A minute passes in silence. He stealthily pulls off his shoes, lies beside her and unfastens the top button of her blouse. Without opening her eyes she says in a small voice, “I told you I was in no mood.”
“Sorry.”
He sighs and resumes the Rodin’s Thinker pose. After a while she says lazily, “I love you for being so easily discouraged.”
He looks hopefully round. Her eyes are open, she is smiling, then laughing and sitting up and embracing him.
“Oh Alan, I can refuse you nothing! You are like an ugly old comfortable sofa I must always fall back upon.”
“Always at your service!” he assures her. They stand, he pulls off his sweater, she starts removing her blouse and a bell chimes.
The doorbell chimes. He stands as if paralysed and whispers, “Fuck.”
She cries, “You WERE expecting someone!”
“No. Nonsense. Ignore it. Please speak more quietly Vlasta!”
The bell chimes.
“Do you tell me you do not know who is there?”
“I swear it.”
“Then go to the door and send them away,” cries Vlasta, rapidly fastening her blouse, “Or I will!” The bell chimes. She strides to the lobby, he dodges before her and stands with his back to the front door hissing, “Be sensible Vlasta.”
“Open that door or I will scream!”
Through clenched teeth he mutters, “Listen! This might be, just might be, a young woman I greatly admire and respect. She must not be upset, you hear? She must not be upset!”
The bell chimes. Vlasta smiles coolly, folds her arms, says, “So open the door.”
He does. A stout man wearing a raincoat and trilby hat stands outside. He says, “Scottish Power. Can I read your meter sir?”

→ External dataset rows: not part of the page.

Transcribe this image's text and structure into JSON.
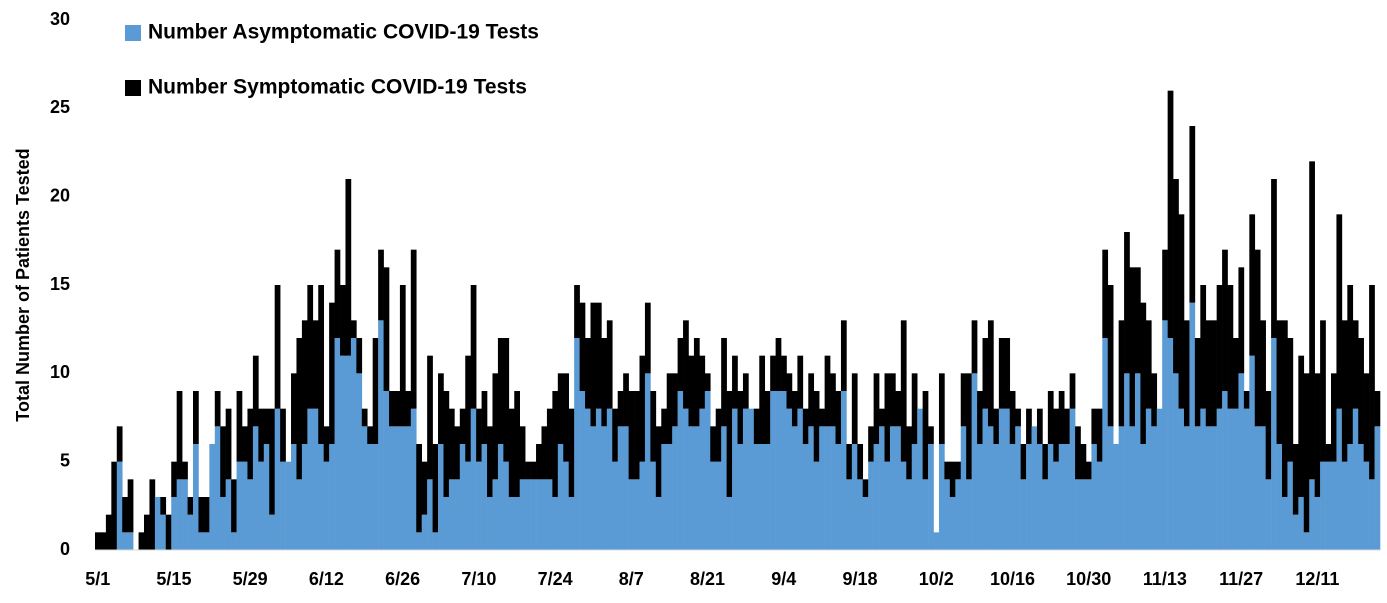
{
  "chart_data": {
    "type": "bar",
    "stacked": true,
    "y_label": "Total Number of Patients Tested",
    "categories": [
      "5/1",
      null,
      null,
      null,
      null,
      null,
      null,
      null,
      null,
      null,
      null,
      null,
      null,
      null,
      "5/15",
      null,
      null,
      null,
      null,
      null,
      null,
      null,
      null,
      null,
      null,
      null,
      null,
      null,
      "5/29",
      null,
      null,
      null,
      null,
      null,
      null,
      null,
      null,
      null,
      null,
      null,
      null,
      null,
      "6/12",
      null,
      null,
      null,
      null,
      null,
      null,
      null,
      null,
      null,
      null,
      null,
      null,
      null,
      "6/26",
      null,
      null,
      null,
      null,
      null,
      null,
      null,
      null,
      null,
      null,
      null,
      null,
      null,
      "7/10",
      null,
      null,
      null,
      null,
      null,
      null,
      null,
      null,
      null,
      null,
      null,
      null,
      null,
      "7/24",
      null,
      null,
      null,
      null,
      null,
      null,
      null,
      null,
      null,
      null,
      null,
      null,
      null,
      "8/7",
      null,
      null,
      null,
      null,
      null,
      null,
      null,
      null,
      null,
      null,
      null,
      null,
      null,
      "8/21",
      null,
      null,
      null,
      null,
      null,
      null,
      null,
      null,
      null,
      null,
      null,
      null,
      null,
      "9/4",
      null,
      null,
      null,
      null,
      null,
      null,
      null,
      null,
      null,
      null,
      null,
      null,
      null,
      "9/18",
      null,
      null,
      null,
      null,
      null,
      null,
      null,
      null,
      null,
      null,
      null,
      null,
      null,
      "10/2",
      null,
      null,
      null,
      null,
      null,
      null,
      null,
      null,
      null,
      null,
      null,
      null,
      null,
      "10/16",
      null,
      null,
      null,
      null,
      null,
      null,
      null,
      null,
      null,
      null,
      null,
      null,
      null,
      "10/30",
      null,
      null,
      null,
      null,
      null,
      null,
      null,
      null,
      null,
      null,
      null,
      null,
      null,
      "11/13",
      null,
      null,
      null,
      null,
      null,
      null,
      null,
      null,
      null,
      null,
      null,
      null,
      null,
      "11/27",
      null,
      null,
      null,
      null,
      null,
      null,
      null,
      null,
      null,
      null,
      null,
      null,
      null,
      "12/11",
      null,
      null,
      null,
      null,
      null,
      null,
      null,
      null,
      null,
      null,
      null
    ],
    "series": [
      {
        "name": "Number Asymptomatic COVID-19 Tests",
        "color": "#5b9bd5",
        "values": [
          0,
          0,
          0,
          0,
          5,
          1,
          1,
          0,
          0,
          0,
          0,
          3,
          2,
          0,
          3,
          4,
          4,
          2,
          6,
          1,
          1,
          6,
          7,
          3,
          4,
          1,
          5,
          5,
          4,
          7,
          5,
          6,
          2,
          8,
          5,
          5,
          6,
          4,
          6,
          8,
          8,
          6,
          5,
          6,
          12,
          11,
          11,
          12,
          10,
          7,
          6,
          6,
          13,
          9,
          7,
          7,
          7,
          7,
          8,
          1,
          2,
          4,
          1,
          6,
          3,
          4,
          4,
          6,
          5,
          8,
          5,
          6,
          3,
          4,
          6,
          5,
          3,
          3,
          4,
          4,
          4,
          4,
          4,
          4,
          3,
          6,
          5,
          3,
          12,
          9,
          8,
          7,
          8,
          7,
          8,
          5,
          7,
          7,
          4,
          4,
          5,
          10,
          5,
          3,
          6,
          6,
          7,
          9,
          8,
          7,
          7,
          8,
          9,
          5,
          5,
          7,
          3,
          8,
          6,
          8,
          8,
          6,
          6,
          6,
          9,
          9,
          9,
          8,
          7,
          8,
          6,
          7,
          5,
          7,
          7,
          7,
          6,
          9,
          4,
          6,
          4,
          3,
          5,
          6,
          7,
          5,
          7,
          7,
          5,
          4,
          6,
          8,
          4,
          6,
          1,
          6,
          4,
          3,
          4,
          7,
          4,
          10,
          6,
          8,
          7,
          6,
          8,
          8,
          6,
          7,
          4,
          6,
          7,
          6,
          4,
          6,
          5,
          6,
          6,
          8,
          4,
          4,
          4,
          6,
          5,
          12,
          7,
          6,
          7,
          10,
          7,
          10,
          6,
          8,
          7,
          8,
          13,
          12,
          10,
          8,
          7,
          14,
          7,
          8,
          7,
          7,
          8,
          9,
          8,
          8,
          10,
          8,
          11,
          7,
          7,
          4,
          12,
          6,
          3,
          5,
          2,
          3,
          1,
          4,
          3,
          5,
          5,
          5,
          8,
          5,
          6,
          8,
          6,
          5,
          4,
          7
        ]
      },
      {
        "name": "Number Symptomatic COVID-19 Tests",
        "color": "#000000",
        "values": [
          1,
          1,
          2,
          5,
          2,
          2,
          3,
          0,
          1,
          2,
          4,
          0,
          1,
          2,
          2,
          5,
          1,
          1,
          3,
          2,
          2,
          0,
          2,
          4,
          4,
          3,
          4,
          2,
          4,
          4,
          3,
          2,
          6,
          7,
          3,
          0,
          4,
          8,
          7,
          7,
          5,
          9,
          2,
          8,
          5,
          4,
          10,
          1,
          2,
          1,
          1,
          6,
          4,
          7,
          2,
          2,
          8,
          2,
          9,
          5,
          3,
          7,
          5,
          4,
          6,
          4,
          3,
          2,
          6,
          7,
          3,
          3,
          4,
          6,
          6,
          7,
          5,
          6,
          3,
          1,
          1,
          2,
          3,
          4,
          6,
          4,
          5,
          5,
          3,
          5,
          4,
          7,
          6,
          5,
          5,
          3,
          2,
          3,
          5,
          5,
          6,
          4,
          4,
          4,
          2,
          4,
          3,
          3,
          5,
          4,
          5,
          3,
          1,
          2,
          3,
          5,
          6,
          3,
          3,
          2,
          0,
          2,
          5,
          3,
          2,
          3,
          2,
          2,
          2,
          3,
          2,
          3,
          4,
          1,
          4,
          3,
          3,
          4,
          2,
          4,
          2,
          1,
          2,
          4,
          1,
          5,
          3,
          2,
          8,
          3,
          4,
          0,
          5,
          1,
          0,
          4,
          1,
          2,
          1,
          3,
          6,
          3,
          3,
          4,
          6,
          2,
          4,
          4,
          3,
          1,
          2,
          2,
          0,
          2,
          2,
          3,
          3,
          3,
          2,
          2,
          3,
          2,
          1,
          2,
          3,
          5,
          8,
          0,
          6,
          8,
          9,
          6,
          8,
          5,
          3,
          0,
          4,
          14,
          11,
          11,
          6,
          10,
          5,
          7,
          6,
          6,
          7,
          8,
          7,
          4,
          6,
          1,
          8,
          10,
          6,
          5,
          9,
          7,
          10,
          7,
          4,
          8,
          9,
          18,
          7,
          8,
          1,
          5,
          11,
          8,
          9,
          5,
          6,
          5,
          11,
          2
        ]
      }
    ],
    "ylim": [
      0,
      30
    ],
    "yticks": [
      0,
      5,
      10,
      15,
      20,
      25,
      30
    ],
    "grid": false,
    "legend": "top-left"
  }
}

“Yes,” says Alan. He opens a cupboard (Vlasta has strolled back to the main room) and the man directs a torch beam on the dials of a squat black box.
“Sorry I’m late Alan,” says a small pretty girl of perhaps eighteen who strolls in.
“Hullo,” says Alan. She goes into the big room and Alan hears her say brightly, “Hullo — my name is Lillian Piper.”
He hears Vlasta say, “You are one of his students of course.”
“Yes!”
“What a coward he is.”
“In Australia,” says the stout man writing figures on a pad, “All meters have dials which can be read from outside the main door. I wish we had that system here sir.”
“Yes. Goodbye,” says Alan shutting the stout man out. Then he sighs and joins the ladies.